That title is a throwback to the 80’s. Anyone remember that show???
One of these days, I’m going to write a book that isn’t a sweeping, realistic, Christian romance novel. Instead, it’s going to be a sweeping, captivating, non-fiction book about all the pictures that the Lord has given me over the years. It’s kind of crazy the way He chooses to reveal Himself to us. I do not hear Him audibly very often, but there is an ‘inner-audible’ voice that I hear almost daily, and often with it comes vivid images of what He is communicating.
There is a song from the new Bethel album that I can not listen to without crying. It is such a beautiful anthem of truth, and it gets me every single time. I listen to the album sometimes while I’m cooking, and I end up standing in the kitchen with a butcher knife in my hands, sobbing.
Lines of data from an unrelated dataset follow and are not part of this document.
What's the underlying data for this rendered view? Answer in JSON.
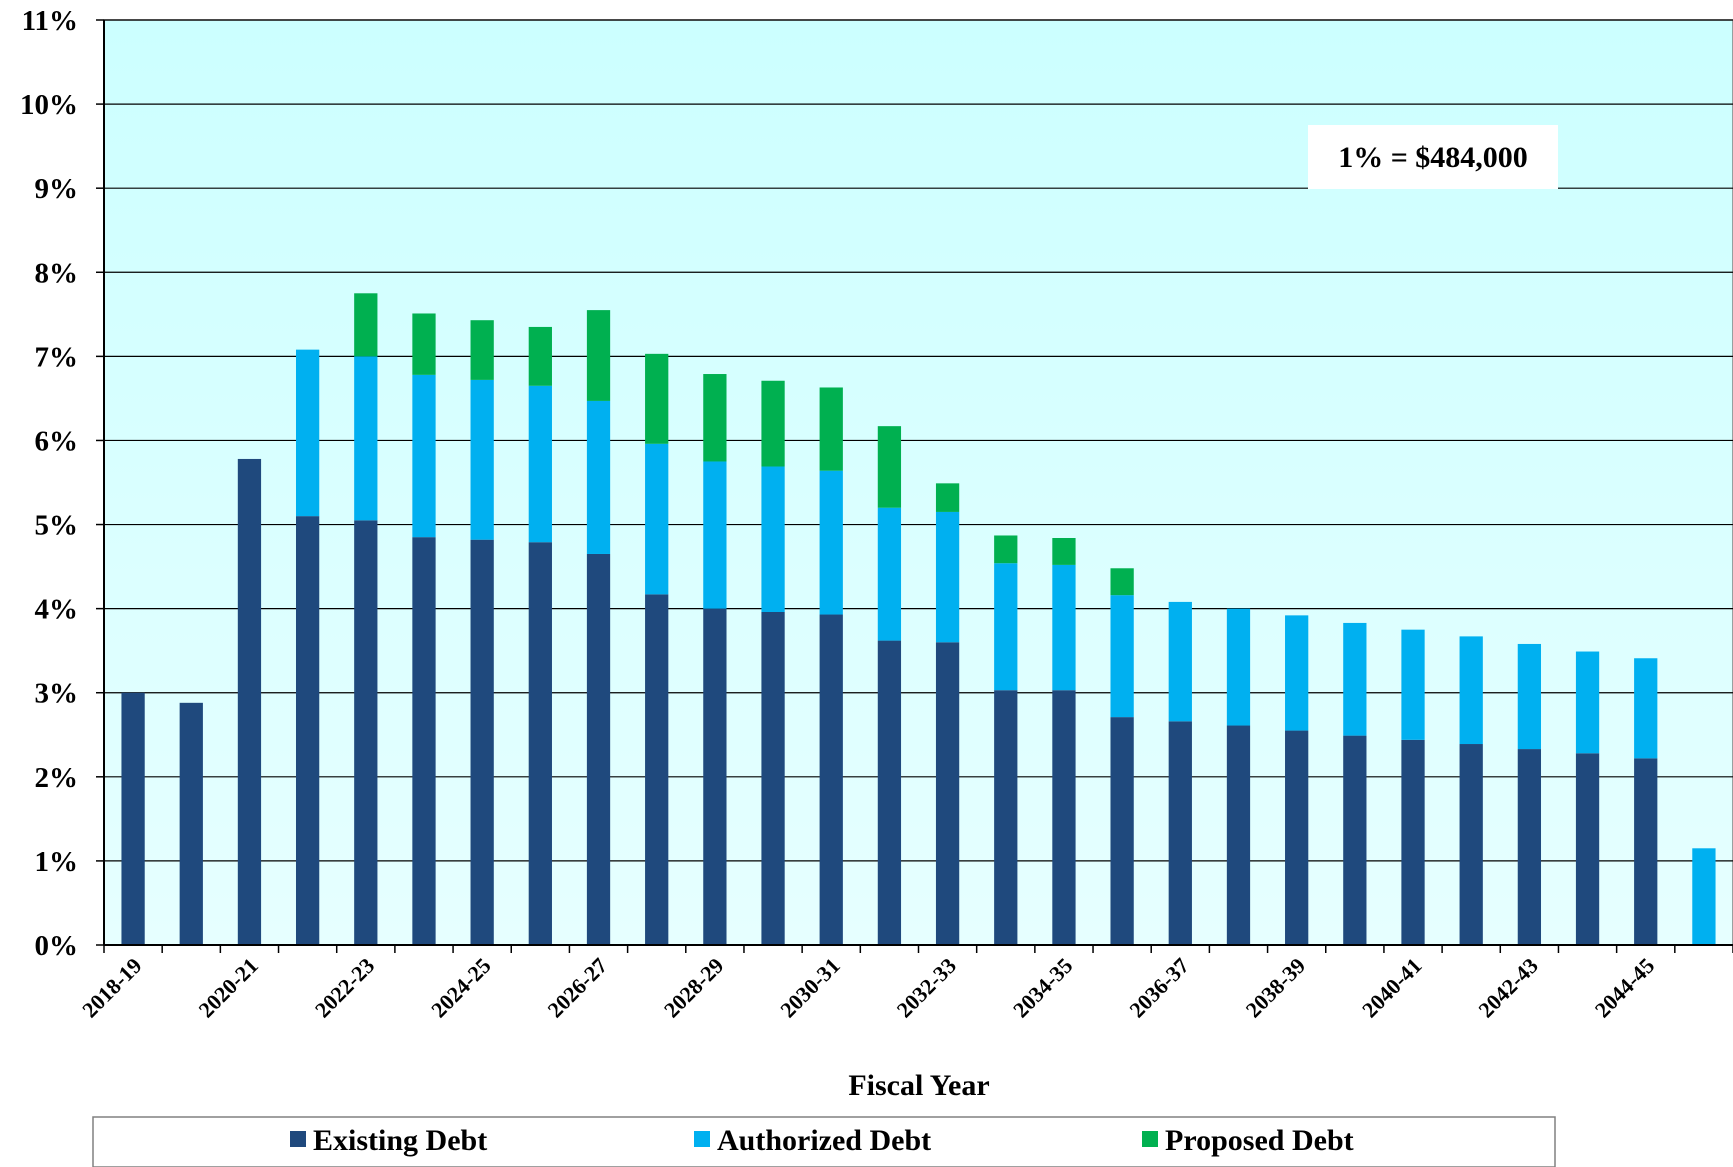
{
  "chart_data": {
    "type": "bar",
    "stacked": true,
    "xlabel": "Fiscal Year",
    "ylabel": "",
    "ylim": [
      0,
      11
    ],
    "y_ticks": [
      "0%",
      "1%",
      "2%",
      "3%",
      "4%",
      "5%",
      "6%",
      "7%",
      "8%",
      "9%",
      "10%",
      "11%"
    ],
    "x_tick_labels": [
      "2018-19",
      "2020-21",
      "2022-23",
      "2024-25",
      "2026-27",
      "2028-29",
      "2030-31",
      "2032-33",
      "2034-35",
      "2036-37",
      "2038-39",
      "2040-41",
      "2042-43",
      "2044-45"
    ],
    "categories": [
      "2018-19",
      "2019-20",
      "2020-21",
      "2021-22",
      "2022-23",
      "2023-24",
      "2024-25",
      "2025-26",
      "2026-27",
      "2027-28",
      "2028-29",
      "2029-30",
      "2030-31",
      "2031-32",
      "2032-33",
      "2033-34",
      "2034-35",
      "2035-36",
      "2036-37",
      "2037-38",
      "2038-39",
      "2039-40",
      "2040-41",
      "2041-42",
      "2042-43",
      "2043-44",
      "2044-45",
      "2045-46"
    ],
    "series": [
      {
        "name": "Existing Debt",
        "color": "#1F497D",
        "values": [
          3.0,
          2.88,
          5.78,
          5.1,
          5.05,
          4.85,
          4.82,
          4.79,
          4.65,
          4.17,
          4.0,
          3.96,
          3.93,
          3.62,
          3.6,
          3.03,
          3.03,
          2.71,
          2.66,
          2.61,
          2.55,
          2.49,
          2.44,
          2.39,
          2.33,
          2.28,
          2.22,
          0
        ]
      },
      {
        "name": "Authorized Debt",
        "color": "#00B0F0",
        "values": [
          0,
          0,
          0,
          1.98,
          1.95,
          1.93,
          1.9,
          1.86,
          1.82,
          1.79,
          1.75,
          1.73,
          1.71,
          1.58,
          1.55,
          1.51,
          1.49,
          1.45,
          1.42,
          1.39,
          1.37,
          1.34,
          1.31,
          1.28,
          1.25,
          1.21,
          1.19,
          1.15
        ]
      },
      {
        "name": "Proposed Debt",
        "color": "#00B050",
        "values": [
          0,
          0,
          0,
          0,
          0.75,
          0.73,
          0.71,
          0.7,
          1.08,
          1.07,
          1.04,
          1.02,
          0.99,
          0.97,
          0.34,
          0.33,
          0.32,
          0.32,
          0,
          0,
          0,
          0,
          0,
          0,
          0,
          0,
          0,
          0
        ]
      }
    ],
    "annotation": "1% = $484,000",
    "legend_placement": "bottom",
    "grid": true,
    "plot_background": [
      "#CCFFFF",
      "#E6FFFF"
    ]
  }
}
I’m sure my neighbors are concerned about me.
As I listened to the song yesterday, the Lord started to download a new picture revelation to me, and the tears came hot, and fast.
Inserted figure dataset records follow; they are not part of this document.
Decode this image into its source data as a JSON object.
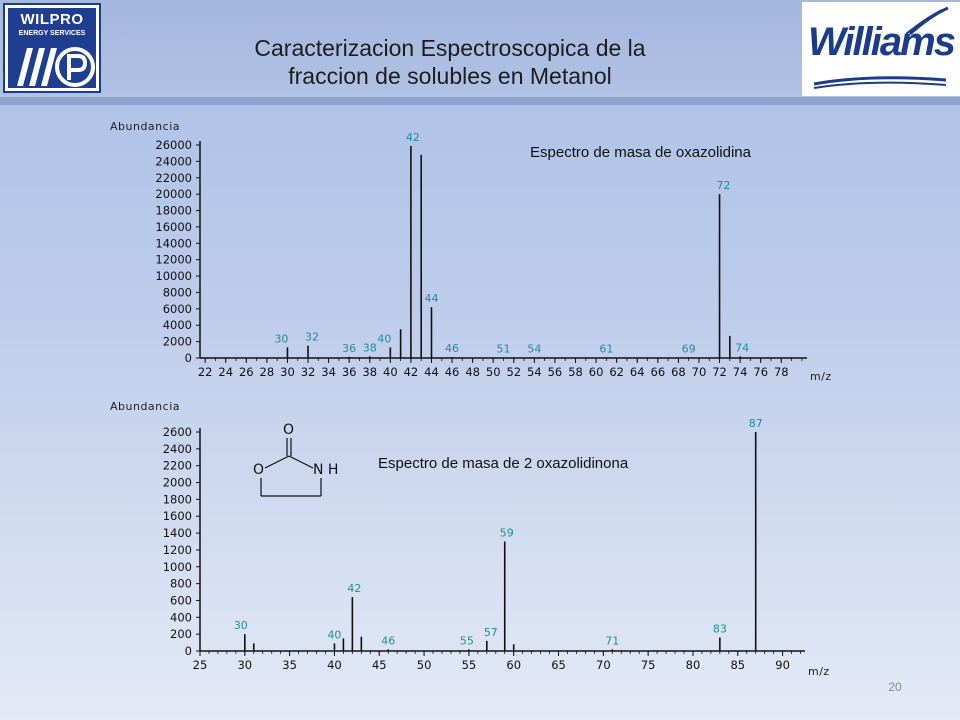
{
  "header": {
    "title_line1": "Caracterizacion Espectroscopica de la",
    "title_line2": "fraccion de solubles en Metanol",
    "logo_left": "WILPRO",
    "logo_left_sub": "ENERGY SERVICES",
    "logo_right": "Williams"
  },
  "slide_number": "20",
  "molecule": {
    "atom_o_top": "O",
    "atom_o_ring": "O",
    "atom_nh": "N H"
  },
  "chart_data": [
    {
      "type": "bar",
      "title": "Espectro de masa de oxazolidina",
      "ylabel": "Abundancia",
      "xlabel": "m/z",
      "xlim": [
        21.5,
        80.5
      ],
      "ylim": [
        0,
        26000
      ],
      "xticks": [
        22,
        24,
        26,
        28,
        30,
        32,
        34,
        36,
        38,
        40,
        42,
        44,
        46,
        48,
        50,
        52,
        54,
        56,
        58,
        60,
        62,
        64,
        66,
        68,
        70,
        72,
        74,
        76,
        78
      ],
      "yticks": [
        0,
        2000,
        4000,
        6000,
        8000,
        10000,
        12000,
        14000,
        16000,
        18000,
        20000,
        22000,
        24000,
        26000
      ],
      "peaks": [
        {
          "x": 30,
          "y": 1300,
          "label": "30"
        },
        {
          "x": 32,
          "y": 1500,
          "label": "32"
        },
        {
          "x": 36,
          "y": 150,
          "label": "36"
        },
        {
          "x": 38,
          "y": 200,
          "label": "38"
        },
        {
          "x": 40,
          "y": 1300,
          "label": "40"
        },
        {
          "x": 41,
          "y": 3500,
          "label": ""
        },
        {
          "x": 42,
          "y": 25900,
          "label": "42"
        },
        {
          "x": 43,
          "y": 24800,
          "label": ""
        },
        {
          "x": 44,
          "y": 6200,
          "label": "44"
        },
        {
          "x": 46,
          "y": 100,
          "label": "46"
        },
        {
          "x": 51,
          "y": 80,
          "label": "51"
        },
        {
          "x": 54,
          "y": 80,
          "label": "54"
        },
        {
          "x": 61,
          "y": 80,
          "label": "61"
        },
        {
          "x": 69,
          "y": 80,
          "label": "69"
        },
        {
          "x": 72,
          "y": 20000,
          "label": "72"
        },
        {
          "x": 73,
          "y": 2700,
          "label": ""
        },
        {
          "x": 74,
          "y": 200,
          "label": "74"
        }
      ]
    },
    {
      "type": "bar",
      "title": "Espectro de masa de 2 oxazolidinona",
      "ylabel": "Abundancia",
      "xlabel": "m/z",
      "xlim": [
        25,
        92.5
      ],
      "ylim": [
        0,
        2600
      ],
      "xticks": [
        25,
        30,
        35,
        40,
        45,
        50,
        55,
        60,
        65,
        70,
        75,
        80,
        85,
        90
      ],
      "yticks": [
        0,
        200,
        400,
        600,
        800,
        1000,
        1200,
        1400,
        1600,
        1800,
        2000,
        2200,
        2400,
        2600
      ],
      "peaks": [
        {
          "x": 30,
          "y": 200,
          "label": "30"
        },
        {
          "x": 31,
          "y": 90,
          "label": ""
        },
        {
          "x": 40,
          "y": 90,
          "label": "40"
        },
        {
          "x": 41,
          "y": 150,
          "label": ""
        },
        {
          "x": 42,
          "y": 640,
          "label": "42"
        },
        {
          "x": 43,
          "y": 170,
          "label": ""
        },
        {
          "x": 46,
          "y": 20,
          "label": "46"
        },
        {
          "x": 55,
          "y": 20,
          "label": "55"
        },
        {
          "x": 57,
          "y": 120,
          "label": "57"
        },
        {
          "x": 59,
          "y": 1300,
          "label": "59"
        },
        {
          "x": 60,
          "y": 80,
          "label": ""
        },
        {
          "x": 71,
          "y": 20,
          "label": "71"
        },
        {
          "x": 83,
          "y": 160,
          "label": "83"
        },
        {
          "x": 87,
          "y": 2600,
          "label": "87"
        }
      ]
    }
  ]
}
This lyric, “There wasn’t a day that you let me fall . . .” it kills me every time.
The picture that the Lord showed me was of a little girl, falling off a cliff. As she fell, she reached up toward something on the cliff. I never saw what it was, but it was insinuated that it was something unsatisfactory that she was longing for. Something that she thought would define her and give her purpose, something that might save her, thus the reaching. But still, she fell. What she couldn’t see was that there was a giant hand underneath her, actively catching her as she fell. Moving with her as gravity dragged her body to the ground.
This is a picture of all of us, every day. We actively seek out the things that we think will give us purpose, that will define us, that will save us, that will tell us who we are. Sometimes they’re things that are negative, sometimes they’re not, but all the time they are unsatisfactory and insufficient.
All of the struggles that you deal with, all of the negative thoughts and emotions that you cling to, that you reach out toward, all of those stem from a lack of true identity.
(Remember, God speaks in bold. 😉 )
These issues that I have been walking through for the past 5 years, the ones that I helped walk others through a few weeks ago at our retreat, and will continue to as long as the Lord allows me to, all of these things stem from us not knowing who we really are. We fight, cry, worry, curse, judge, and fall apart because we don’t know who are true selves are.
The act of walking through healing and breaking agreements with lies is the very act of discovering our true selves, the person that God created us to be. Every time we break down a lie in our lives and replace it with the truth, we start to see the person that God intended us to be.
Going back to the image though, we don’t see a girl who knows who she is. We see a girl who is still reaching for that which she thinks defines her, and in the meantime, the Father’s hand is still holding her, still guiding her safely to solid ground, even though she doesn’t know it.
You guys, stop here for a minute and consider God’s grace in this picture. She is not choosing Him. She is choosing something other than what He meant for her, but He still does not let her fall.
How in the world can this be?
Because in His unfathomable grace, even when we aren’t living it out, the Father see us as who He created us to be. He doesn’t see our weakness and our failure. He doesn’t respond to us as sinners or as broken individuals. He responds to us as our truest selves.
I. Can. Not. Deal.
I really wish we were sitting face to face so I could see your expression when this revelation grabs your heart like it grabbed mine. Even in our deepest despair and when we feel the farthest from the Father, He sees our beauty and is holding us as close as ever. How can I not fall deeper in love with Him? How can I stay silent when I have received this priceless gift?
God, you are so good. Your love for me is indescribable — I think I am really starting to grasp, for the first time ever, that I can not understand how far, how wide and how deep your love is for me. It is completely overwhelming, and I want to give you praise by surrendering myself and submitting myself to the Julie that you have created me to be. I want to live up to the beautiful creation you have painted in my soul. Thank you for knowing me, even when I don’t know myself and I try to define myself with things that will fade away, that will never last, and that can not compare to who you are in me. Thank you for catching me, even when you’re not the one I’m reaching for. You know me. You. Know. Me.
I ask for you to continue to call out my truest self, and I ask for the ones reading these words right now, that you call out their truest self. That you speak the truth over their hearts and defy the lies of the enemy. That you would resurrect those hopes and dreams which they believe have been slain, pushed down and covered up by years of insecurities and hurts. Breathe your healing into their broken places, and show them who you’ve created them to be. Show us who we really are.